UF tailback Mark Thompson scoring on a 1-yard run with 2:42 remaining, to preserve the Gators’ NCAA record streak of 368 games without being shut out, was the only whiff of a consolation prize. But saving that indignity won’t be enough to save McElwain’s job.
When a coach gets routed by his school’s biggest rival, mixes in a series of public relations gaffes by not properly showing contrition for an obviously embellished death-threat claim, and can’t pull the right strings to revitalize a stagnant offense, he doesn’t leave his bosses much of an alternative.
One play from the third quarter perfectly sums up the six-year struggles of this inept Gator offense. On fourth-and-4 from the Georgia 28, UF quarterback Feleipe Franks lofted a perfect pass to the end zone for tight end DeAndre Goolsby.
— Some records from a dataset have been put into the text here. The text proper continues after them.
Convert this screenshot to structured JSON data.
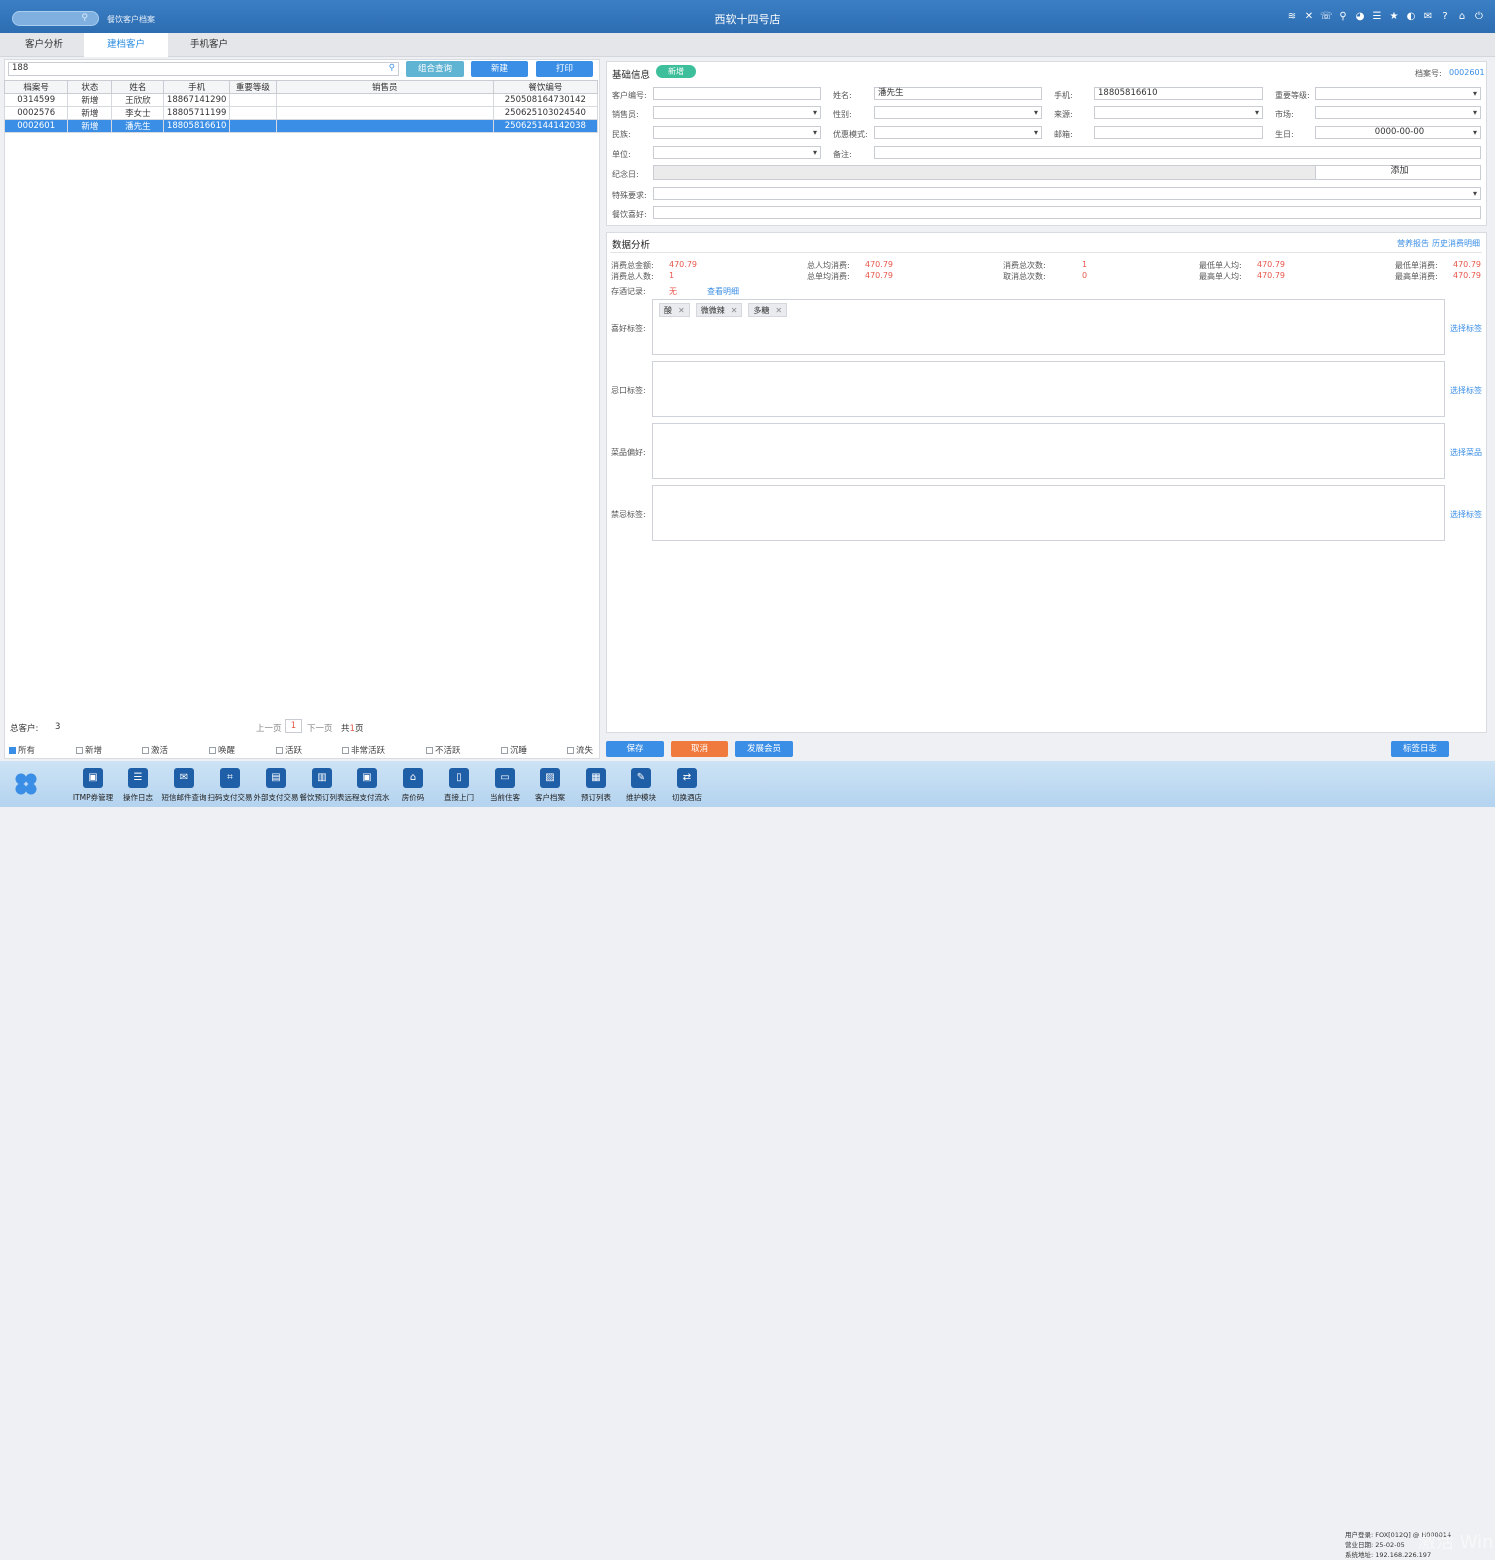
{
  "header": {
    "crumb": "餐饮客户档案",
    "title": "西软十四号店",
    "icons": [
      "wifi-icon",
      "tools-icon",
      "phone-icon",
      "search-user-icon",
      "palette-icon",
      "list-icon",
      "star-icon",
      "contrast-icon",
      "mail-icon",
      "help-icon",
      "home-icon",
      "power-icon"
    ]
  },
  "tabs": [
    "客户分析",
    "建档客户",
    "手机客户"
  ],
  "left": {
    "search_value": "188",
    "buttons": {
      "combo": "组合查询",
      "new": "新建",
      "print": "打印"
    },
    "columns": [
      "档案号",
      "状态",
      "姓名",
      "手机",
      "重要等级",
      "销售员",
      "餐饮编号"
    ],
    "rows": [
      [
        "0314599",
        "新增",
        "王欣欣",
        "18867141290",
        "",
        "",
        "250508164730142"
      ],
      [
        "0002576",
        "新增",
        "李女士",
        "18805711199",
        "",
        "",
        "250625103024540"
      ],
      [
        "0002601",
        "新增",
        "潘先生",
        "18805816610",
        "",
        "",
        "250625144142038"
      ]
    ],
    "total_label": "总客户:",
    "total_value": "3",
    "pager": {
      "prev": "上一页",
      "page": "1",
      "next": "下一页",
      "total_prefix": "共",
      "total_num": "1",
      "total_suffix": "页"
    },
    "filters": [
      "所有",
      "新增",
      "激活",
      "唤醒",
      "活跃",
      "非常活跃",
      "不活跃",
      "沉睡",
      "流失"
    ]
  },
  "basic": {
    "title": "基础信息",
    "badge": "新增",
    "file_label": "档案号:",
    "file_no": "0002601",
    "labels": {
      "cust_no": "客户编号:",
      "name": "姓名:",
      "mobile": "手机:",
      "level": "重要等级:",
      "sales": "销售员:",
      "gender": "性别:",
      "source": "来源:",
      "market": "市场:",
      "nation": "民族:",
      "discount": "优惠模式:",
      "email": "邮箱:",
      "birthday": "生日:",
      "unit": "单位:",
      "note": "备注:",
      "anniv": "纪念日:",
      "special": "特殊要求:",
      "pref": "餐饮喜好:"
    },
    "values": {
      "name": "潘先生",
      "mobile": "18805816610",
      "birthday": "0000-00-00"
    },
    "add_btn": "添加"
  },
  "analysis": {
    "title": "数据分析",
    "links": {
      "report": "营养报告",
      "history": "历史消费明细",
      "view": "查看明细"
    },
    "stats": [
      {
        "label": "消费总金额:",
        "value": "470.79"
      },
      {
        "label": "总人均消费:",
        "value": "470.79"
      },
      {
        "label": "消费总次数:",
        "value": "1"
      },
      {
        "label": "最低单人均:",
        "value": "470.79"
      },
      {
        "label": "最低单消费:",
        "value": "470.79"
      },
      {
        "label": "消费总人数:",
        "value": "1"
      },
      {
        "label": "总单均消费:",
        "value": "470.79"
      },
      {
        "label": "取消总次数:",
        "value": "0"
      },
      {
        "label": "最高单人均:",
        "value": "470.79"
      },
      {
        "label": "最高单消费:",
        "value": "470.79"
      }
    ],
    "wine_label": "存酒记录:",
    "wine_value": "无",
    "tag_rows": [
      {
        "label": "喜好标签:",
        "action": "选择标签",
        "chips": [
          "酸",
          "微微辣",
          "多糖"
        ]
      },
      {
        "label": "忌口标签:",
        "action": "选择标签",
        "chips": []
      },
      {
        "label": "菜品偏好:",
        "action": "选择菜品",
        "chips": []
      },
      {
        "label": "禁忌标签:",
        "action": "选择标签",
        "chips": []
      }
    ]
  },
  "actions": {
    "save": "保存",
    "cancel": "取消",
    "member": "发展会员",
    "log": "标签日志"
  },
  "dock": [
    {
      "label": "ITMP券管理",
      "icon": "ticket-icon"
    },
    {
      "label": "操作日志",
      "icon": "log-icon"
    },
    {
      "label": "短信邮件查询",
      "icon": "mail-icon"
    },
    {
      "label": "扫码支付交易",
      "icon": "scan-icon"
    },
    {
      "label": "外部支付交易",
      "icon": "receipt-icon"
    },
    {
      "label": "餐饮预订列表",
      "icon": "clipboard-icon"
    },
    {
      "label": "远程支付流水",
      "icon": "remote-pay-icon"
    },
    {
      "label": "房价码",
      "icon": "home-icon"
    },
    {
      "label": "直接上门",
      "icon": "door-icon"
    },
    {
      "label": "当前住客",
      "icon": "guest-card-icon"
    },
    {
      "label": "客户档案",
      "icon": "profile-icon"
    },
    {
      "label": "预订列表",
      "icon": "booking-icon"
    },
    {
      "label": "维护模块",
      "icon": "wrench-icon"
    },
    {
      "label": "切换酒店",
      "icon": "switch-icon"
    }
  ],
  "sysinfo": {
    "user": "用户登录: FOX[012Q] @ H000014",
    "date": "营业日期: 25-02-05",
    "ip": "系统地址: 192.168.226.197"
  },
  "watermark": "激活 Win"
}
Not only did he drop it, but Goolsby was flagged for offensive pass interference.
When Georgia’s J.R. Reed picked up a Franks fumble and returned it 3 yards for a touchdown, giving the Bulldogs a 35-0 lead with 5:21 left in the third quarter, many Gator fans in the crowd of 84,107 made a beeline for the exits.
They had seen enough misery. And before this weekend is over, it’s quite possible Stricklin, who didn’t hire McElwain, and the UF administration will decide they’ve had enough of a coach who can’t energize the offense or avoid creating his own PR mess.
“When you look back, I’ve made mistakes in my life, yet I’ll stand by everything that occurred,” said McElwain. “It is what it is. It won’t be the first to have ever happened to anybody. I get that. As I go back, we’ve put a lot into this program. People have been great to my wife [Karen] and I. We’ll see what happens.”
It’s doubtful there’s much suspense left, even with some UF players continuing to staunchly defend their leader. What a difference one hellish week can make.
McElwain now has the look and sound of a coach living on borrowed time. He has written his own ballad of “Mac the Knife,” just waiting for the ax to fall.